During our visit my dad called me over to meet someone. It was Marvin. My dad told me, "This is Marvin and this is his museum." I stood there speechless, then asked him, "Where did you find all this stuff???" Marvin laughed and grabbed me a small popcorn then said he had been collecting for a very long time and opened this place to share his collection with everyone. My dad reminded me to thank him for the popcorn and we went on with our amazing day at Marvin's Marvelous Mechanical Museum. My day was coming to a close and I was so happy that my dad took me to this amazing place so I decided I had to do something for my dad. I had just enough change left to make a custom coin for my dad to have as a memory of our trip. I put my money in and started turning the large arm full of letters and numbers, stopping at each letter and then pulling another lever to stamp the coin. I was so excited and could not wait to give my dad this gift! I finished the coin and had it in my hand; it was still warm from the machine stamping the message that I knew my dad would love. I ran up to him and said, "Here, Dad, this is for bringing me to Marvin's!" He looked at the coin, then back at me, and started laughing. I said, "What's funny? It says 'My dad's a winner,'" or so I thought. My dad responded with, "No, it's better than that." I looked at him with confusion then he read my coin out loud; "My dad's a wiener." We both laughed some more and then he put the coin in his pocket. My dad still has that coin on his desk and every time I see it I smile and think about how that day is and always will be very special to us both.
Thank you, Marvin, for that memory. I am sure many people out there have stories just like mine thanks to you.

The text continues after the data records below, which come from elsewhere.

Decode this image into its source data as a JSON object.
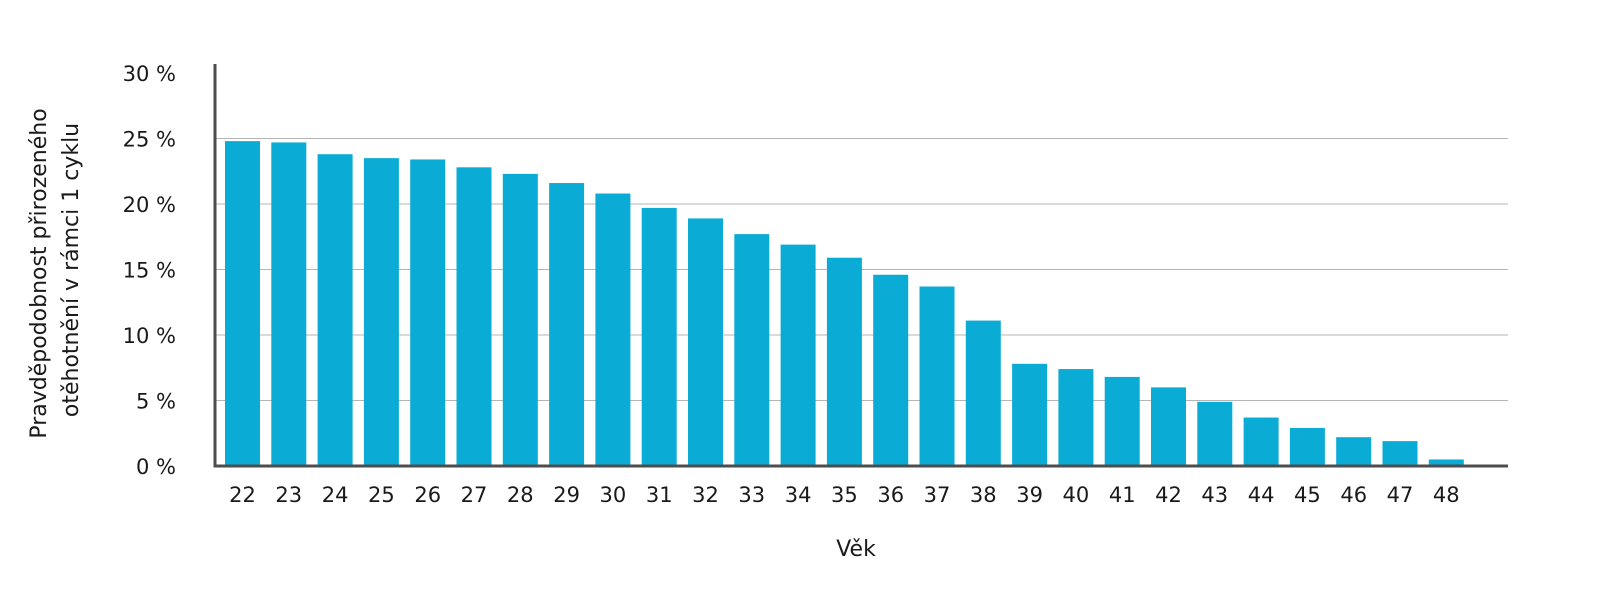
{
  "chart_data": {
    "type": "bar",
    "title": "",
    "xlabel": "Věk",
    "ylabel_lines": [
      "Pravděpodobnost přirozeného",
      "otěhotnění v rámci 1 cyklu"
    ],
    "categories": [
      "22",
      "23",
      "24",
      "25",
      "26",
      "27",
      "28",
      "29",
      "30",
      "31",
      "32",
      "33",
      "34",
      "35",
      "36",
      "37",
      "38",
      "39",
      "40",
      "41",
      "42",
      "43",
      "44",
      "45",
      "46",
      "47",
      "48"
    ],
    "values": [
      24.8,
      24.7,
      23.8,
      23.5,
      23.4,
      22.8,
      22.3,
      21.6,
      20.8,
      19.7,
      18.9,
      17.7,
      16.9,
      15.9,
      14.6,
      13.7,
      11.1,
      7.8,
      7.4,
      6.8,
      6.0,
      4.9,
      3.7,
      2.9,
      2.2,
      1.9,
      0.5
    ],
    "ylim": [
      0,
      30
    ],
    "yticks": [
      {
        "value": 0,
        "label": "0 %"
      },
      {
        "value": 5,
        "label": "5 %"
      },
      {
        "value": 10,
        "label": "10 %"
      },
      {
        "value": 15,
        "label": "15 %"
      },
      {
        "value": 20,
        "label": "20 %"
      },
      {
        "value": 25,
        "label": "25 %"
      },
      {
        "value": 30,
        "label": "30 %"
      }
    ],
    "grid": true,
    "colors": {
      "bar": "#0aacd6",
      "axis": "#4d4d4d",
      "grid": "#b5b5b5"
    }
  }
}
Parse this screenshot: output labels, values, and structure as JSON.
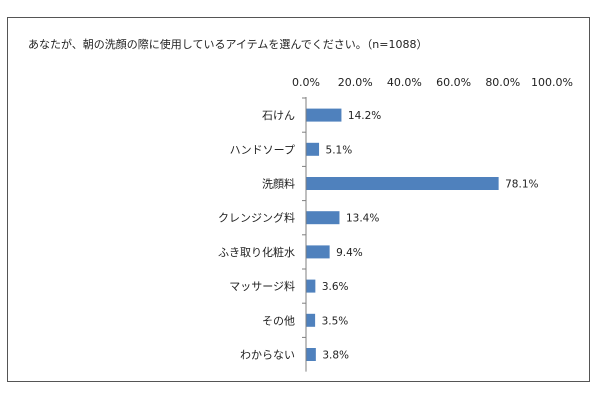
{
  "chart_data": {
    "type": "bar",
    "orientation": "horizontal",
    "title": "あなたが、朝の洗顔の際に使用しているアイテムを選んでください。（n=1088）",
    "categories": [
      "石けん",
      "ハンドソープ",
      "洗顔料",
      "クレンジング料",
      "ふき取り化粧水",
      "マッサージ料",
      "その他",
      "わからない"
    ],
    "values": [
      14.2,
      5.1,
      78.1,
      13.4,
      9.4,
      3.6,
      3.5,
      3.8
    ],
    "value_labels": [
      "14.2%",
      "5.1%",
      "78.1%",
      "13.4%",
      "9.4%",
      "3.6%",
      "3.5%",
      "3.8%"
    ],
    "ticks": [
      "0.0%",
      "20.0%",
      "40.0%",
      "60.0%",
      "80.0%",
      "100.0%"
    ],
    "tick_values": [
      0,
      20,
      40,
      60,
      80,
      100
    ],
    "xlim": [
      0,
      100
    ],
    "axis_position": "top",
    "grid": false,
    "legend": "none",
    "bar_color": "#4f81bd"
  }
}
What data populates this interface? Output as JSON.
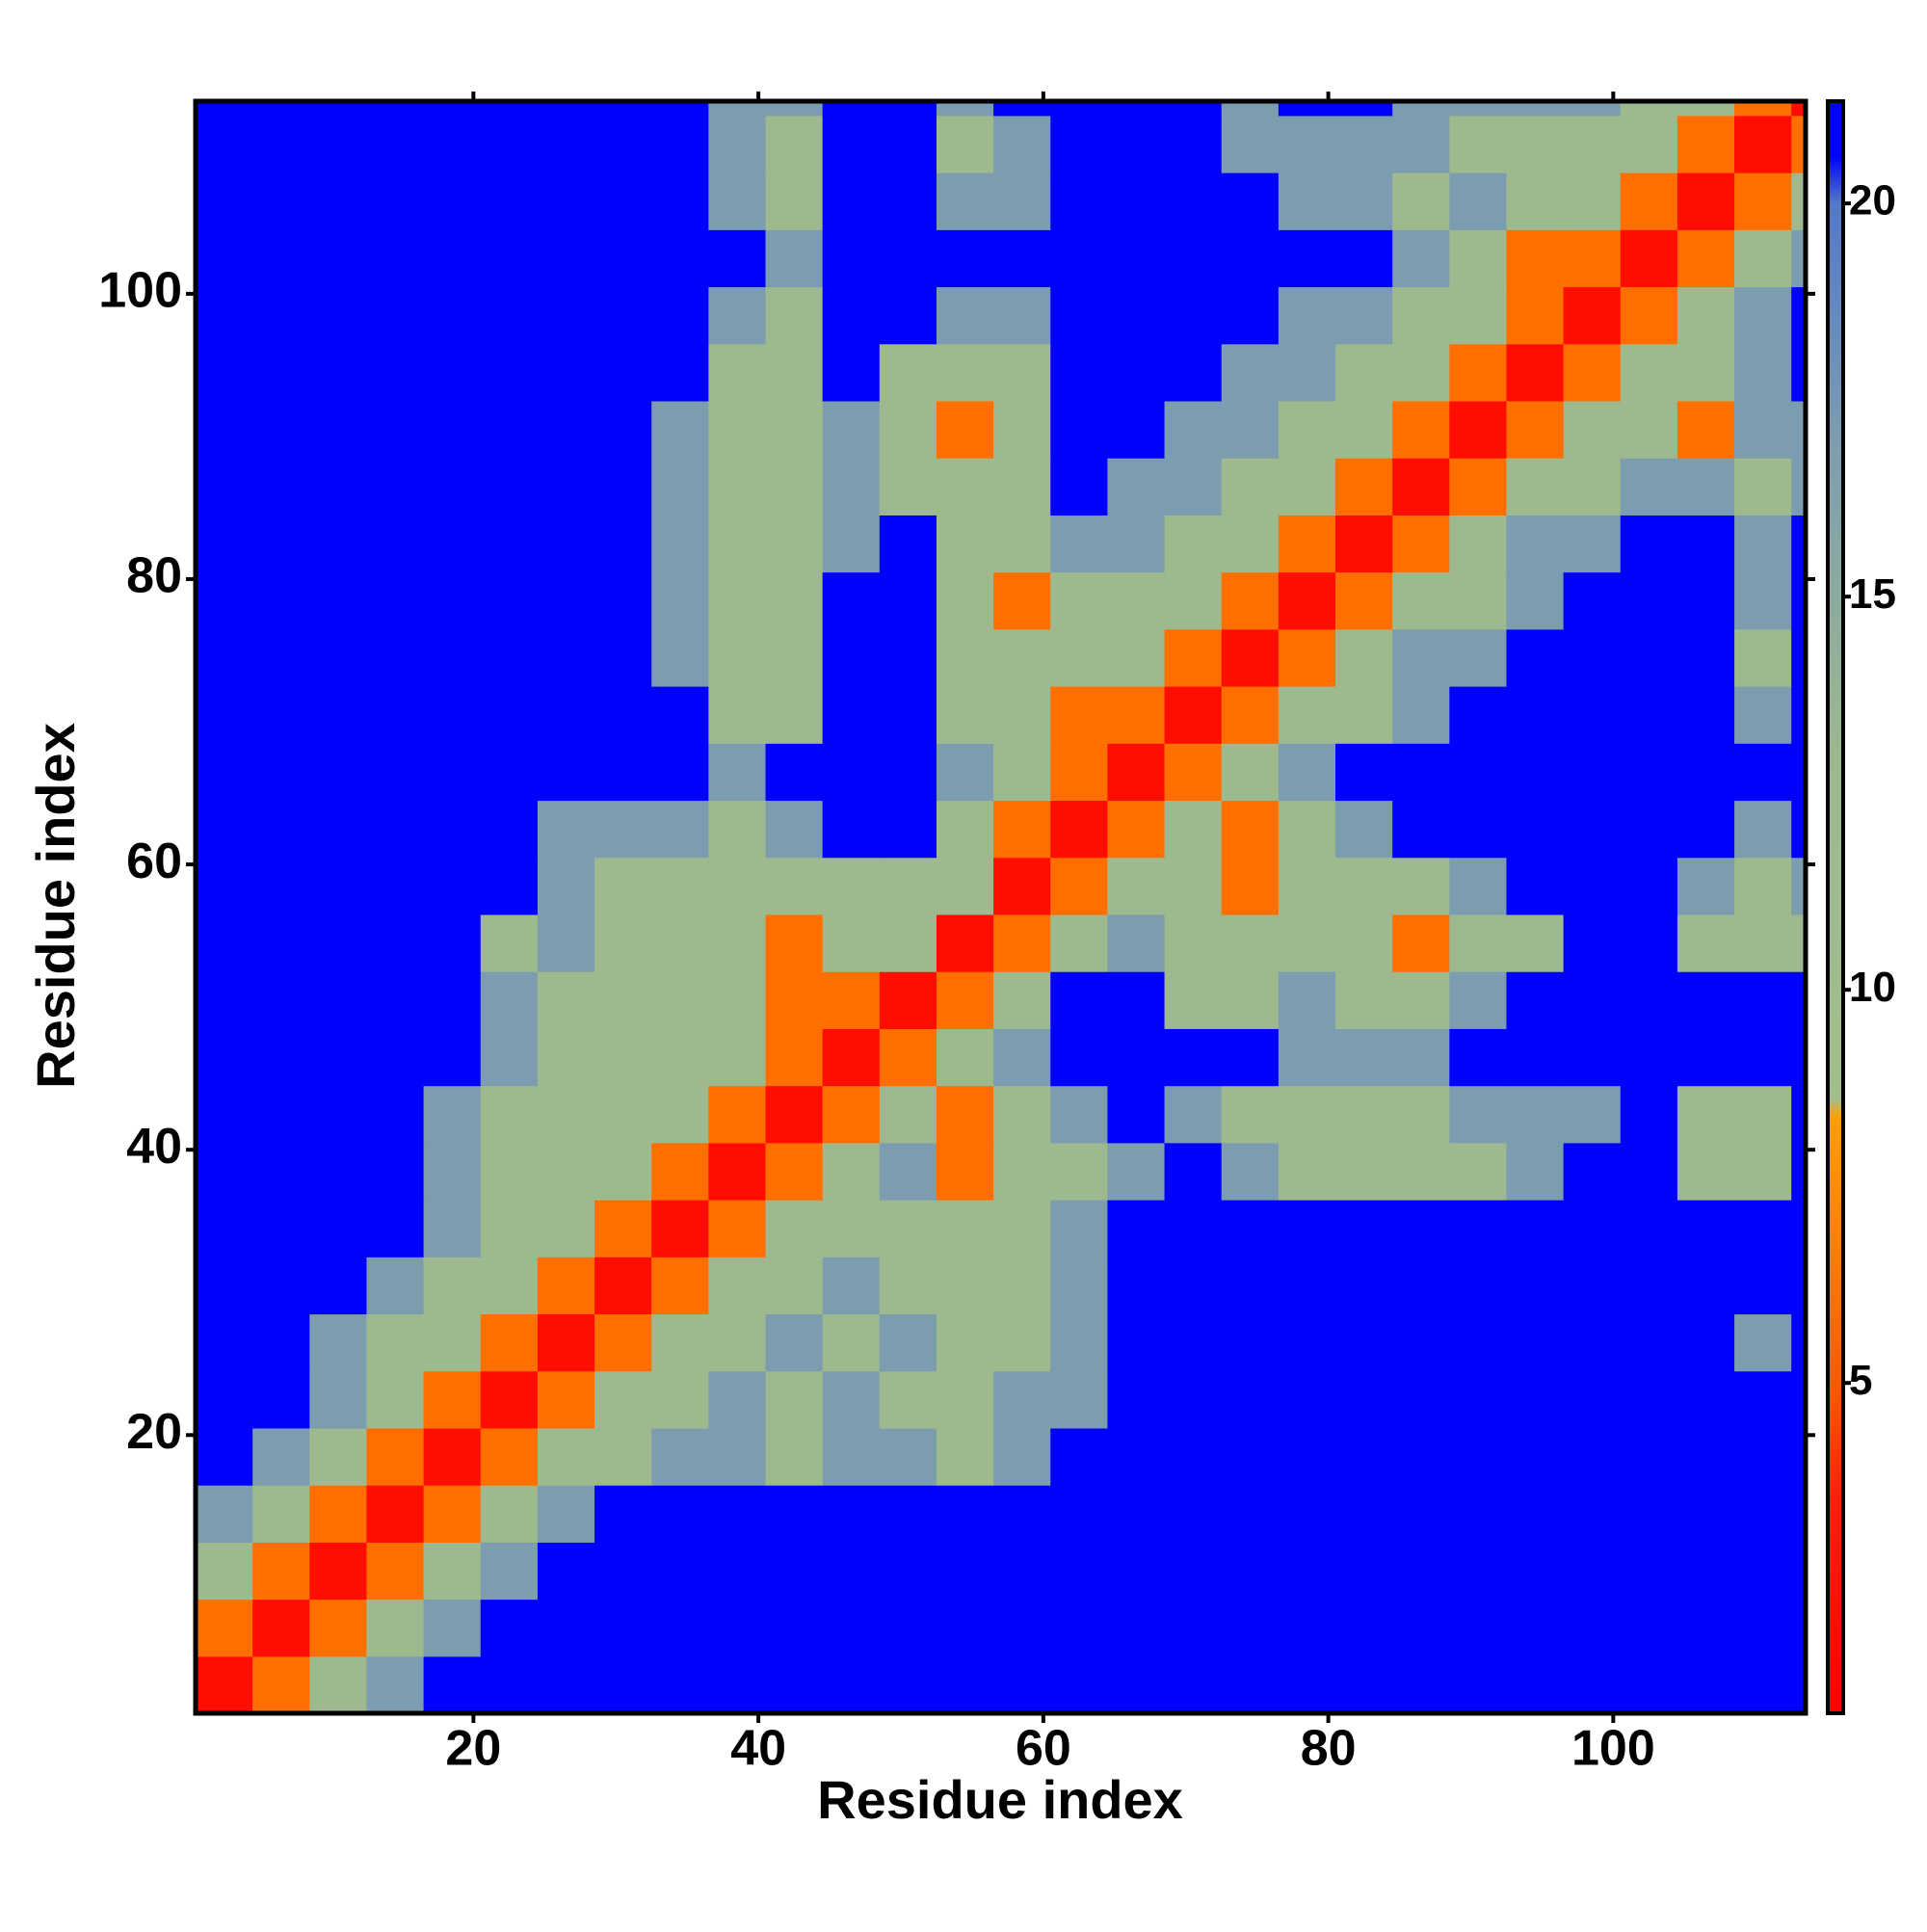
{
  "chart_data": {
    "type": "heatmap",
    "xlabel": "Residue index",
    "ylabel": "Residue index",
    "xlim": [
      0.5,
      113.5
    ],
    "ylim": [
      0.5,
      113.5
    ],
    "xticks": [
      20,
      40,
      60,
      80,
      100
    ],
    "yticks": [
      20,
      40,
      60,
      80,
      100
    ],
    "xbins": [
      0.5,
      4.5,
      8.5,
      12.5,
      16.5,
      20.5,
      24.5,
      28.5,
      32.5,
      36.5,
      40.5,
      44.5,
      48.5,
      52.5,
      56.5,
      60.5,
      64.5,
      68.5,
      72.5,
      76.5,
      80.5,
      84.5,
      88.5,
      92.5,
      96.5,
      100.5,
      104.5,
      108.5,
      112.5,
      113.5
    ],
    "ybins": [
      0.5,
      4.5,
      8.5,
      12.5,
      16.5,
      20.5,
      24.5,
      28.5,
      32.5,
      36.5,
      40.5,
      44.5,
      48.5,
      52.5,
      56.5,
      60.5,
      64.5,
      68.5,
      72.5,
      76.5,
      80.5,
      84.5,
      88.5,
      92.5,
      96.5,
      100.5,
      104.5,
      108.5,
      112.5,
      113.5
    ],
    "values": [
      [
        2,
        6,
        12,
        17,
        21,
        21,
        21,
        21,
        21,
        21,
        21,
        21,
        21,
        21,
        21,
        21,
        21,
        21,
        21,
        21,
        21,
        21,
        21,
        21,
        21,
        21,
        21,
        21,
        21
      ],
      [
        6,
        2,
        6,
        12,
        17,
        21,
        21,
        21,
        21,
        21,
        21,
        21,
        21,
        21,
        21,
        21,
        21,
        21,
        21,
        21,
        21,
        21,
        21,
        21,
        21,
        21,
        21,
        21,
        21
      ],
      [
        12,
        6,
        2,
        6,
        12,
        17,
        21,
        21,
        21,
        21,
        21,
        21,
        21,
        21,
        21,
        21,
        21,
        21,
        21,
        21,
        21,
        21,
        21,
        21,
        21,
        21,
        21,
        21,
        21
      ],
      [
        17,
        12,
        6,
        2,
        6,
        12,
        17,
        21,
        21,
        21,
        21,
        21,
        21,
        21,
        21,
        21,
        21,
        21,
        21,
        21,
        21,
        21,
        21,
        21,
        21,
        21,
        21,
        21,
        21
      ],
      [
        21,
        17,
        12,
        6,
        2,
        6,
        12,
        12,
        17,
        17,
        12,
        17,
        17,
        12,
        17,
        21,
        21,
        21,
        21,
        21,
        21,
        21,
        21,
        21,
        21,
        21,
        21,
        21,
        21
      ],
      [
        21,
        21,
        17,
        12,
        6,
        2,
        6,
        12,
        12,
        17,
        12,
        17,
        12,
        12,
        17,
        17,
        21,
        21,
        21,
        21,
        21,
        21,
        21,
        21,
        21,
        21,
        21,
        21,
        21
      ],
      [
        21,
        21,
        17,
        12,
        12,
        6,
        2,
        6,
        12,
        12,
        17,
        12,
        17,
        12,
        12,
        17,
        21,
        21,
        21,
        21,
        21,
        21,
        21,
        21,
        21,
        21,
        21,
        17,
        21
      ],
      [
        21,
        21,
        21,
        17,
        12,
        12,
        6,
        2,
        6,
        12,
        12,
        17,
        12,
        12,
        12,
        17,
        21,
        21,
        21,
        21,
        21,
        21,
        21,
        21,
        21,
        21,
        21,
        21,
        21
      ],
      [
        21,
        21,
        21,
        21,
        17,
        12,
        12,
        6,
        2,
        6,
        12,
        12,
        12,
        12,
        12,
        17,
        21,
        21,
        21,
        21,
        21,
        21,
        21,
        21,
        21,
        21,
        21,
        21,
        21
      ],
      [
        21,
        21,
        21,
        21,
        17,
        12,
        12,
        12,
        6,
        2,
        6,
        12,
        17,
        6,
        12,
        12,
        17,
        21,
        17,
        12,
        12,
        12,
        12,
        17,
        21,
        21,
        12,
        12,
        21
      ],
      [
        21,
        21,
        21,
        21,
        17,
        12,
        12,
        12,
        12,
        6,
        2,
        6,
        12,
        6,
        12,
        17,
        21,
        17,
        12,
        12,
        12,
        12,
        17,
        17,
        17,
        21,
        12,
        12,
        21
      ],
      [
        21,
        21,
        21,
        21,
        21,
        17,
        12,
        12,
        12,
        12,
        6,
        2,
        6,
        12,
        17,
        21,
        21,
        21,
        21,
        17,
        17,
        17,
        21,
        21,
        21,
        21,
        21,
        21,
        21
      ],
      [
        21,
        21,
        21,
        21,
        21,
        17,
        12,
        12,
        12,
        12,
        6,
        6,
        2,
        6,
        12,
        21,
        21,
        12,
        12,
        17,
        12,
        12,
        17,
        21,
        21,
        21,
        21,
        21,
        21
      ],
      [
        21,
        21,
        21,
        21,
        21,
        12,
        17,
        12,
        12,
        12,
        6,
        12,
        12,
        2,
        6,
        12,
        17,
        12,
        12,
        12,
        12,
        6,
        12,
        12,
        21,
        21,
        12,
        12,
        12
      ],
      [
        21,
        21,
        21,
        21,
        21,
        21,
        17,
        12,
        12,
        12,
        12,
        12,
        12,
        12,
        2,
        6,
        12,
        12,
        6,
        12,
        12,
        12,
        17,
        21,
        21,
        21,
        17,
        12,
        17
      ],
      [
        21,
        21,
        21,
        21,
        21,
        21,
        17,
        17,
        17,
        12,
        17,
        21,
        21,
        12,
        6,
        2,
        6,
        12,
        6,
        12,
        17,
        21,
        21,
        21,
        21,
        21,
        21,
        17,
        21
      ],
      [
        21,
        21,
        21,
        21,
        21,
        21,
        21,
        21,
        21,
        17,
        21,
        21,
        21,
        17,
        12,
        6,
        2,
        6,
        12,
        17,
        21,
        21,
        21,
        21,
        21,
        21,
        21,
        21,
        21
      ],
      [
        21,
        21,
        21,
        21,
        21,
        21,
        21,
        21,
        21,
        12,
        12,
        21,
        21,
        12,
        12,
        6,
        6,
        2,
        6,
        12,
        12,
        17,
        21,
        21,
        21,
        21,
        21,
        17,
        21
      ],
      [
        21,
        21,
        21,
        21,
        21,
        21,
        21,
        21,
        17,
        12,
        12,
        21,
        21,
        12,
        12,
        12,
        12,
        6,
        2,
        6,
        12,
        17,
        17,
        21,
        21,
        21,
        21,
        12,
        21
      ],
      [
        21,
        21,
        21,
        21,
        21,
        21,
        21,
        21,
        17,
        12,
        12,
        21,
        21,
        12,
        6,
        12,
        12,
        12,
        6,
        2,
        6,
        12,
        12,
        17,
        21,
        21,
        21,
        17,
        21
      ],
      [
        21,
        21,
        21,
        21,
        21,
        21,
        21,
        21,
        17,
        12,
        12,
        17,
        21,
        12,
        12,
        17,
        17,
        12,
        12,
        6,
        2,
        6,
        12,
        17,
        17,
        21,
        21,
        17,
        21
      ],
      [
        21,
        21,
        21,
        21,
        21,
        21,
        21,
        21,
        17,
        12,
        12,
        17,
        12,
        12,
        12,
        21,
        17,
        17,
        12,
        12,
        6,
        2,
        6,
        12,
        12,
        17,
        17,
        12,
        17
      ],
      [
        21,
        21,
        21,
        21,
        21,
        21,
        21,
        21,
        17,
        12,
        12,
        17,
        12,
        6,
        12,
        21,
        21,
        17,
        17,
        12,
        12,
        6,
        2,
        6,
        12,
        12,
        6,
        17,
        17
      ],
      [
        21,
        21,
        21,
        21,
        21,
        21,
        21,
        21,
        21,
        12,
        12,
        21,
        12,
        12,
        12,
        21,
        21,
        21,
        17,
        17,
        12,
        12,
        6,
        2,
        6,
        12,
        12,
        17,
        21
      ],
      [
        21,
        21,
        21,
        21,
        21,
        21,
        21,
        21,
        21,
        17,
        12,
        21,
        21,
        17,
        17,
        21,
        21,
        21,
        21,
        17,
        17,
        12,
        12,
        6,
        2,
        6,
        12,
        17,
        21
      ],
      [
        21,
        21,
        21,
        21,
        21,
        21,
        21,
        21,
        21,
        21,
        17,
        21,
        21,
        21,
        21,
        21,
        21,
        21,
        21,
        21,
        21,
        17,
        12,
        6,
        6,
        2,
        6,
        12,
        17
      ],
      [
        21,
        21,
        21,
        21,
        21,
        21,
        21,
        21,
        21,
        17,
        12,
        21,
        21,
        17,
        17,
        21,
        21,
        21,
        21,
        17,
        17,
        12,
        17,
        12,
        12,
        6,
        2,
        6,
        12
      ],
      [
        21,
        21,
        21,
        21,
        21,
        21,
        21,
        21,
        21,
        17,
        12,
        21,
        21,
        12,
        17,
        21,
        21,
        21,
        17,
        17,
        17,
        17,
        12,
        12,
        12,
        12,
        6,
        2,
        6
      ],
      [
        21,
        21,
        21,
        21,
        21,
        21,
        21,
        21,
        21,
        17,
        17,
        21,
        21,
        17,
        21,
        21,
        21,
        21,
        17,
        21,
        21,
        17,
        17,
        17,
        17,
        12,
        12,
        6,
        2
      ]
    ],
    "colorbar": {
      "lim": [
        0.8,
        21.3
      ],
      "ticks": [
        5,
        10,
        15,
        20
      ],
      "colorscale": [
        {
          "value": 0.8,
          "color": "#ff0000"
        },
        {
          "value": 3.5,
          "color": "#ff1e00"
        },
        {
          "value": 5,
          "color": "#ff5a00"
        },
        {
          "value": 8.4,
          "color": "#ffa000"
        },
        {
          "value": 8.6,
          "color": "#a3bd8c"
        },
        {
          "value": 13,
          "color": "#9db88f"
        },
        {
          "value": 17,
          "color": "#7c9db0"
        },
        {
          "value": 20,
          "color": "#5578c8"
        },
        {
          "value": 20.6,
          "color": "#0000ff"
        },
        {
          "value": 21.3,
          "color": "#0000ff"
        }
      ]
    }
  }
}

Marvin has always been someone that inspired me to be myself and enjoy whatever I want. He lived his dream and shared it with everyone. Every time I was in his museum I would see him hanging out playing his games and sharing his stories with anyone who wanted to listen. Marvin was an amazing person and he built an amazing museum. I will miss seeing him when I go visit the museum but the memories I have are priceless and I would never trade those for anything.
Thanks, Marvin, for everything. Your museum was marvelous but I think what really made it so special was you.